Giffy, I think you misunderstood.

It's not the same because searching a vehicle requires more probable cause than required to make a "Terry" stop, where an officer simply speaks to one of the car's occupants or a pedestrian.

The difference between sniffing and imaging is that imaging can generate false positives, because certain legal activities look like pot growing. To use your analogy, a snake would be confused, just like you.

The Supreme Court addresses this distinction in their Kyllo ruling as well (in one of those nifty links from the post), when they cited another case: "Thus, obtaining by sense-enhancing technology any information regarding the home’s interior that could not otherwise have been obtained without physical “intrusion into a constitutionally protected area,” Silverman v. United States, 365 U.S. 505"

Finally, you can call it hyperbole is you like, but I was making a reference to the telescreens in Orwell's 1984, which watch people from the inside of their homes. Thermal imaging watches people from the outside. Not an inappropriate comparison, me thinks.

Greg, even though this rulings says officers must obtain a warrant, the quality of evidence required to obtain that warrant is very low. It essentially creates a second-class warrant that can be justified on unreliable information, which practically conflicts with the Kyllo ruling.

Posted by Dominic Holden | October 10, 2007 10:10 AM
8

Not to worry, the police are now able to have OnStar turn off your ignition, have your car stop, open your doors and your trunk, in order that you can be searched without a warrant for DWB.

Posted by Will in Seattle | October 10, 2007 10:20 AM
9

Dominic, I agree with you that establishing a lower threshold for thermal imaging warrants compared to physical search warrants conflicts with the Kyllo ruling and is probably unconstitutional.
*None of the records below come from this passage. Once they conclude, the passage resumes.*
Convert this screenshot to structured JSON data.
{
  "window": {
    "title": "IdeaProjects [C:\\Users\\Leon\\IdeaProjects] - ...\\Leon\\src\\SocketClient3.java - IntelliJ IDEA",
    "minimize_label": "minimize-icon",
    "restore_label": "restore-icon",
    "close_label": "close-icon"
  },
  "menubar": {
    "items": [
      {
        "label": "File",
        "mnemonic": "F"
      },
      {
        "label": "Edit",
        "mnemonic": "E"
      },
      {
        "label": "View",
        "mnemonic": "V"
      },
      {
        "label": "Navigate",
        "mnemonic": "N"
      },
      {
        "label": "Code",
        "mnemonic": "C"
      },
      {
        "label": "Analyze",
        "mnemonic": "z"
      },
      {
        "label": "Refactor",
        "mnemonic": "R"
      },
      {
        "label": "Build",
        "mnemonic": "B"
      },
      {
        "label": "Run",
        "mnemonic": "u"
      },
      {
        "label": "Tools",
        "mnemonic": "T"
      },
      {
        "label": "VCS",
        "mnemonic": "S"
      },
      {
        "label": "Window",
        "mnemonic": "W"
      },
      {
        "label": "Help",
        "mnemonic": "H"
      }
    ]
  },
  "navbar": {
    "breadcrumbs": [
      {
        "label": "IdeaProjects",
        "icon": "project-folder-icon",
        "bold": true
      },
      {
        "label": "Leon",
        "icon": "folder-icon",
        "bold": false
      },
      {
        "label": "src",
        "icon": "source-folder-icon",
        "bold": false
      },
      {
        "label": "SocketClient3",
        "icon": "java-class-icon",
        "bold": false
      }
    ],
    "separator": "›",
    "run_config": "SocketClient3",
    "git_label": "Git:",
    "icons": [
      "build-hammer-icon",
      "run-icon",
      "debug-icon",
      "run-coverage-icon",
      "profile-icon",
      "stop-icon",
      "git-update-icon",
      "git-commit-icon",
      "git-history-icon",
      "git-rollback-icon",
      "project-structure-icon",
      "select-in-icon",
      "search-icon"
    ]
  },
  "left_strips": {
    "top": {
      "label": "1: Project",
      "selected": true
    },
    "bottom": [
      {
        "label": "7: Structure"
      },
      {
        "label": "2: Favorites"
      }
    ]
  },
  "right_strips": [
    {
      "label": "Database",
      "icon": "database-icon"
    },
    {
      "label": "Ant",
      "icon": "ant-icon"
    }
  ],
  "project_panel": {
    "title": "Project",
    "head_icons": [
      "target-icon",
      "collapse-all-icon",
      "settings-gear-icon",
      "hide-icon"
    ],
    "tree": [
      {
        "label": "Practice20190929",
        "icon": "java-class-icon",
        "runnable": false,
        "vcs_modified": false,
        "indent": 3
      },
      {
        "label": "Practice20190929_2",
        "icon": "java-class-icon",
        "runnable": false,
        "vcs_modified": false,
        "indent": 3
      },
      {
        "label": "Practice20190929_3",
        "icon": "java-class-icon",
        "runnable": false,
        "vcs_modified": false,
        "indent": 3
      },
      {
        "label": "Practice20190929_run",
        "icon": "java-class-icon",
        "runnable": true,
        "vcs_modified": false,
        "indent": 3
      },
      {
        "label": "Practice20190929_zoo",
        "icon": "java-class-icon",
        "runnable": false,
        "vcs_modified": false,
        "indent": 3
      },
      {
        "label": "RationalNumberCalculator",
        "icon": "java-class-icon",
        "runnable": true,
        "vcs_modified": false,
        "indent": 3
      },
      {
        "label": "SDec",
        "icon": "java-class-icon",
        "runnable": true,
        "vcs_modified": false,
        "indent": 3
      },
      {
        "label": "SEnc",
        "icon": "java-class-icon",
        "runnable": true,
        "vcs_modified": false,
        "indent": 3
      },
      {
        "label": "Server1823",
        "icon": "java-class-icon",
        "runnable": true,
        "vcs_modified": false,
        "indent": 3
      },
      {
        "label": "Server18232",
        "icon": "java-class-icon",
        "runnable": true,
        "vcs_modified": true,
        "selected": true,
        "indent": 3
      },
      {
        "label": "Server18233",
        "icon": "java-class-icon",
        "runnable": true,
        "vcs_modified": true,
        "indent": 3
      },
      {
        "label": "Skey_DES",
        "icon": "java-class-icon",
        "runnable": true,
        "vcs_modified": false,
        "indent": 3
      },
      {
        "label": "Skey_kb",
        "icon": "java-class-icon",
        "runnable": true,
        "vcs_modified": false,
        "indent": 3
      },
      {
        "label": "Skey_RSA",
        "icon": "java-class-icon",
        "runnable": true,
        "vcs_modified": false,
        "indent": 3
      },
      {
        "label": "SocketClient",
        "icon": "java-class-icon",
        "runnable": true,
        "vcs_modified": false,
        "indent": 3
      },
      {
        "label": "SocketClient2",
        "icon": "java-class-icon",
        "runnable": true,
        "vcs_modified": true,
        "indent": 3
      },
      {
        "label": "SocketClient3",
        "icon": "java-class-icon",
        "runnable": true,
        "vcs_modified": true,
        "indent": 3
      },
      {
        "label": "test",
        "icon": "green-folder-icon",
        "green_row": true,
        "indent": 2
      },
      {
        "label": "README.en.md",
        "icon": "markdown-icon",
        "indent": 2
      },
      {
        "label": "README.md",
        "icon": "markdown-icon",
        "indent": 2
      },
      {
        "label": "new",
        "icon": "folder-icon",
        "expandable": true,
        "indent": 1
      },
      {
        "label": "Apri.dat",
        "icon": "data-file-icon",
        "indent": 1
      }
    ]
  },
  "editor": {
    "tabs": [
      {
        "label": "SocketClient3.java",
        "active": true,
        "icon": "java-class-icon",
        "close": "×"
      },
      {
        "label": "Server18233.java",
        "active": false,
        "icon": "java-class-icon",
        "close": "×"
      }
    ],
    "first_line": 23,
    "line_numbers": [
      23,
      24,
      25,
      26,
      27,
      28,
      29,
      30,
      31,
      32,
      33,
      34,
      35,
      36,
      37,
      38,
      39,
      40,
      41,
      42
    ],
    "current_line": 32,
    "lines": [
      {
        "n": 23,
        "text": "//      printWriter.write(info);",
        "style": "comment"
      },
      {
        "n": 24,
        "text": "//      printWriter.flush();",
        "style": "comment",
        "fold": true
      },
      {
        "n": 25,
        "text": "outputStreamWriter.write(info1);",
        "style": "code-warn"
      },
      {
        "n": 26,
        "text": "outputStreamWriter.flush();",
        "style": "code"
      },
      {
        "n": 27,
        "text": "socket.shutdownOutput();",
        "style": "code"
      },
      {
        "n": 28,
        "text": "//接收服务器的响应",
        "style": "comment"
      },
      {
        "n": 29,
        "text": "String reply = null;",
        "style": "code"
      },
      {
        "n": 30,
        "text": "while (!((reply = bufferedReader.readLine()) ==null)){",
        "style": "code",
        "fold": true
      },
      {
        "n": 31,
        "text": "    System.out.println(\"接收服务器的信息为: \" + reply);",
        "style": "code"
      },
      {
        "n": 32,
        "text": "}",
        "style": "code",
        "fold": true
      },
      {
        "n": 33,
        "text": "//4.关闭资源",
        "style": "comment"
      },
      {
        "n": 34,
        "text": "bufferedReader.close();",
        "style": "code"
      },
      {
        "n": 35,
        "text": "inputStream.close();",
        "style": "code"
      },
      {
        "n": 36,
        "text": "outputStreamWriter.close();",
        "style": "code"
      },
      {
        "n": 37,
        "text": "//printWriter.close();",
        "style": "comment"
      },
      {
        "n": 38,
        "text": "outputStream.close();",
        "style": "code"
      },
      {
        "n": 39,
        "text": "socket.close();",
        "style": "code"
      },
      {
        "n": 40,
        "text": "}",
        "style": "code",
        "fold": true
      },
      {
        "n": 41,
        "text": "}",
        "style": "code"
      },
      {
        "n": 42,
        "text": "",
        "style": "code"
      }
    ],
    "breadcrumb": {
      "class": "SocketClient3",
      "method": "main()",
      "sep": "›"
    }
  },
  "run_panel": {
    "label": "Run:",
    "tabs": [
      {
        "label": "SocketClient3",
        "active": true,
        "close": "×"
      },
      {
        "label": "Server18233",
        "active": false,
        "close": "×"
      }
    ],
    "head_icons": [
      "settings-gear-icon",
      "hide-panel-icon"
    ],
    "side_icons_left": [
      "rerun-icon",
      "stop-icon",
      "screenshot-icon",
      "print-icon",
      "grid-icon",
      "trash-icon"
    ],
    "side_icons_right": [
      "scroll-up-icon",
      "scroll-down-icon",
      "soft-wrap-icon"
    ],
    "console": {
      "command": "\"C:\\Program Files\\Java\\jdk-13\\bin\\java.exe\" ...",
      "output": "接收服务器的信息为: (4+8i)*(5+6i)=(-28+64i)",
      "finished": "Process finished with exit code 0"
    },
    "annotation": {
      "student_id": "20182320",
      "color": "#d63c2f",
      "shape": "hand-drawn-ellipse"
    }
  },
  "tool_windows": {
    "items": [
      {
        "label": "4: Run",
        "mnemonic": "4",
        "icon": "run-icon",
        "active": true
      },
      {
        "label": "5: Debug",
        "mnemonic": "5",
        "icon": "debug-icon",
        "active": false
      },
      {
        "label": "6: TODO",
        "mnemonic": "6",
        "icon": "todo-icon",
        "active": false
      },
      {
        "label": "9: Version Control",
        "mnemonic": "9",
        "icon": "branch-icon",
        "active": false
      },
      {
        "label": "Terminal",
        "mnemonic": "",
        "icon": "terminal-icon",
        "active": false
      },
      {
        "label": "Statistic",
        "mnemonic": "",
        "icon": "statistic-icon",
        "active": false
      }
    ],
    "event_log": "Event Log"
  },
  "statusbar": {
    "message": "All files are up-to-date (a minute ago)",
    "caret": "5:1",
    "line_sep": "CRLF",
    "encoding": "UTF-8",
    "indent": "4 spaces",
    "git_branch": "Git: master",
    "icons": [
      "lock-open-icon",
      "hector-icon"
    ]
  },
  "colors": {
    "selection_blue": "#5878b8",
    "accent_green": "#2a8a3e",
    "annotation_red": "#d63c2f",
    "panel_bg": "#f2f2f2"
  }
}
I remember hearing that a roofing company in the Midwest used infrared aerial photographs of neighborhoods to pick out the warmest houses in order to target their business. In other words, a warm house can be the result of nothing more sinister than poor insulation.

The point I was trying to make by bringing up the PATRIOT Act, however, was that while this recent 8th Circuit decision is bad RE: unreasonable search and seizure (and should be overturned), it's not the flaming turd dropped onto the 4th amendment that is the FISA section of the USA PATRIOT Act. Thank goodness two of those parts were recently struck down.

Posted by Greg | October 10, 2007 12:03 PM
10

Alison, fair enough on the Terry issue.

As for difference between sniffing and thermal imaging, I was raising the question as to why. Personally I think at a visceral reaction they seem different and I am inclined ot want probable cause for them, but I think there is a trouble in articulating a difference.

My hyperbole comment wasn't in reference to the war on drugs and civil liberties, but in reference to the Orwel comment. I agree that civil rights have been constrained and I am not too happy about that. However I think there is a tendency on the left to jump to police state/totalitarianism at the drop of the hat. I think it makes us look foolish and demeans the notion of a police state.

In North Korea, a true police state every citizen lives in fear of the government, they cannot exercise even basic rights, etc. We're not there yet.

My big concern with this is that it makes it hard for people to take us seriously. when we make exaggerated claims that don't match up to peoples observation we seem like were crazy. I would rather us point out the problems of things like the Patriot ACT without claiming thats its passage will destroy America.

Dominic,
Sniffing can create false positives too. Drug dogs get confused and so do cops.

Ostensibly scent enhancing technology does the same thing as thermal imaging. It gives information about the interior of a house that could not be obtained without search. The fact that its scent particles and not radiation particles/waves doesn't seem to be a huge difference.

As creatures who are sight orientated that seems important because thermal imaging gives us a farmilar pictures. To a dog the 'picture' from scent scanning would be just as vivid.

Honestly I would not be opposed to requiring warrents for both, or better yet legalize drugs and decease the need for either.